The newspaper and its clone, the Ottawa Sun, have leased back some space for the 40-odd editorial employees I'm told still work there. (The exact workforce numbers appear to be a company secret, as are its shriveled circulation figures; the paper last acknowledged 92,000 readers four years ago).
The Citizen's parent company, Postmedia, is owned by an American hedge fund that is, essentially, sucking the company dry, as hedge funds do. Newspaper salaries are regressing toward the level of semi-skilled labour; why any bright young graduate would want to get into the game nowadays is baffling.

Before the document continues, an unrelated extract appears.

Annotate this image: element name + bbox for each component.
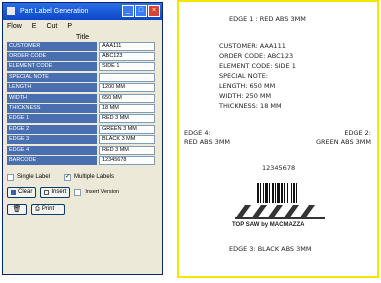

John Honderich, chairman of Torstar Corporation (and a fellow former copyboy at The Citizen), has publicly said the end is in sight for the mighty Toronto Star, where Hemingway once worked. Montreal's La Presse is converting itself into a non-profit. The Citizen no longer appear to have a front page; like other newspapers, it routinely surrenders that holy space entirely to advertisers. Newspapers now routinely run "native content," an evil euphemism for ads posing as news stories; parasites, really, feeding on credibility.
Nowadays, you are a must-read, or you're doomed. Papers like the New York Times, the Washington Post and the Wall Street Journal are still prospering. Other papers are guttering and flickering out all over North America. The strangely named New Orleans Times-Picayune just fired its entire staff. Other outlets are giving in to their audience's desire for partisan information reflecting a political ideology. We are returning to another time.
Michelle Richardson, the Citizen's current editor-in-chief, puts on a game face when asked about the business.
"Is it the way that it was? No," she told me. "And it's not going to go back to that."
But, she adds, "It's an encouraging time. A lot of opportunities and success stories are being overlooked. We are too focused on the way it was."
Perhaps. But I can't help it. The way it was, for such a brief time, was so much better than the way it is.